The “Head of Christ” was made into wallet-sized pictures by the Salvation Army and distributed to American soldiers during World War II.
Chris Williams, information director for AU, said people still come to the gallery with the original wallet-sized reproduction.
Most of the 250 pieces in the Sallman collection were made for mass reproduction, he said.
When Jason Knapp, now director of the Wilson Gallery, came to the AU campus in 1989 most of the Sallman collection was in crates.
“There was no space made for it,” he said. “Today the painting is almost always on exhibit.” He declined to estimate the painting’s value.
He expects another swell of interest because of the USA Today article.

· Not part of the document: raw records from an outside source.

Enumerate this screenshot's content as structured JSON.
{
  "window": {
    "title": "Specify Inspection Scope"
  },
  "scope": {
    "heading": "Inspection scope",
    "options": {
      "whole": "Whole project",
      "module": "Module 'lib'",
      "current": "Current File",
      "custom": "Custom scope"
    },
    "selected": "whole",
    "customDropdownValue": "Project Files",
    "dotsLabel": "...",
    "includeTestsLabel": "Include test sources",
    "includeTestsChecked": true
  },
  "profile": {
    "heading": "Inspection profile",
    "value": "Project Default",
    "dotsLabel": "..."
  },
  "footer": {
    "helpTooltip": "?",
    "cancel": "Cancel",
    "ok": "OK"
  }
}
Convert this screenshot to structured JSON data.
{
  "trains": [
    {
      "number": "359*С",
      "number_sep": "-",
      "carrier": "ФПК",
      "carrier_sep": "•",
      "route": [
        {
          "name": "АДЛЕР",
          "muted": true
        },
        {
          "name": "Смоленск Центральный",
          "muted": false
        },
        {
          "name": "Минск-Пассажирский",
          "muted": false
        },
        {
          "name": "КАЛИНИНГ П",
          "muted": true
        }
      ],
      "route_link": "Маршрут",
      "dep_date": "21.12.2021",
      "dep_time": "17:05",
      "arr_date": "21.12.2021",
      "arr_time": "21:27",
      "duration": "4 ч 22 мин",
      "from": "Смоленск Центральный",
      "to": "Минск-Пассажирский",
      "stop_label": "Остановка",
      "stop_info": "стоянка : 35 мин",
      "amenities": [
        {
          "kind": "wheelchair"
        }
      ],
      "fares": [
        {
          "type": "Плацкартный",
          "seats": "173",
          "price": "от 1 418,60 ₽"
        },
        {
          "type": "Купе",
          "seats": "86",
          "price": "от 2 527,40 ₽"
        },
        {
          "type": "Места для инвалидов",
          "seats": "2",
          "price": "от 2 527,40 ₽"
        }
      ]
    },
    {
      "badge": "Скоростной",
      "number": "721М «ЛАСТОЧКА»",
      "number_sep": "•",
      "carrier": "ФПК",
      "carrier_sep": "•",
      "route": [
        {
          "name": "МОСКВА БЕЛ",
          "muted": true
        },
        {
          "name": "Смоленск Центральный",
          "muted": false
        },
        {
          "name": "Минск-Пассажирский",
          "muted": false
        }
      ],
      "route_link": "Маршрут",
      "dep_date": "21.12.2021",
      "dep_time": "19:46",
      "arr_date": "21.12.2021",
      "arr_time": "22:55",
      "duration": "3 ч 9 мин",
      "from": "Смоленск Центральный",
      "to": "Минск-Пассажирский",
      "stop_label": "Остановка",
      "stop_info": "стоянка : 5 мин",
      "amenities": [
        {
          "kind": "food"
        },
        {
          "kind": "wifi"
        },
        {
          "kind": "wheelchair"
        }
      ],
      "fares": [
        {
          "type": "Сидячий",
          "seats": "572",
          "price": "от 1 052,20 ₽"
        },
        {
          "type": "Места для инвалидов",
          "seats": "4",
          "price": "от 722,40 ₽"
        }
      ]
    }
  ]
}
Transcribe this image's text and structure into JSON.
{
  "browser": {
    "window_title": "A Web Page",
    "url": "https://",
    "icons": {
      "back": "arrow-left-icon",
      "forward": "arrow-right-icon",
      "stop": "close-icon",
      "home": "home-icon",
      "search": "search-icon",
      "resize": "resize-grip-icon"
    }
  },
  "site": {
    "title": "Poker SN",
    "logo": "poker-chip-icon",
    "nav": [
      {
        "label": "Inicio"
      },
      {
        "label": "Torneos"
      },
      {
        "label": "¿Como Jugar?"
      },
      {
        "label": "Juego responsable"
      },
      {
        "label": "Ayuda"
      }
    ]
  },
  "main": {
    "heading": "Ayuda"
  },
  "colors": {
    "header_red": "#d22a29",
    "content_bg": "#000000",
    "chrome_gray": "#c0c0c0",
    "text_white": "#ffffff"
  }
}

“The first big national publicity about the Sallman collection was in the New York Times and we got a lot of inquiries,” he said. “I’m sure this will create more interest in the collection.”
Knapp said for many years there was no serious writing about Sallman and his paintings, but there has been a renewed interest in his work.
Williams said Sallman used to travel and give what has become known as “Chalk Talks” at churches around the country. Sallman would give a testimony about his faith and then sketch in chalk the “Head of Christ” or other works and donate it to the church.
Park Place Church of God in Anderson has two of the sketches.
Knapp said the “Head of Christ” painting is an important image for many religious groups and is often seen in Islamic countries.
“People come to see the painting like a pilgrimage,” Knapp said.
---Writer KEN de la BASTIDE is a reporter for the Anderson Herald-Bulletin.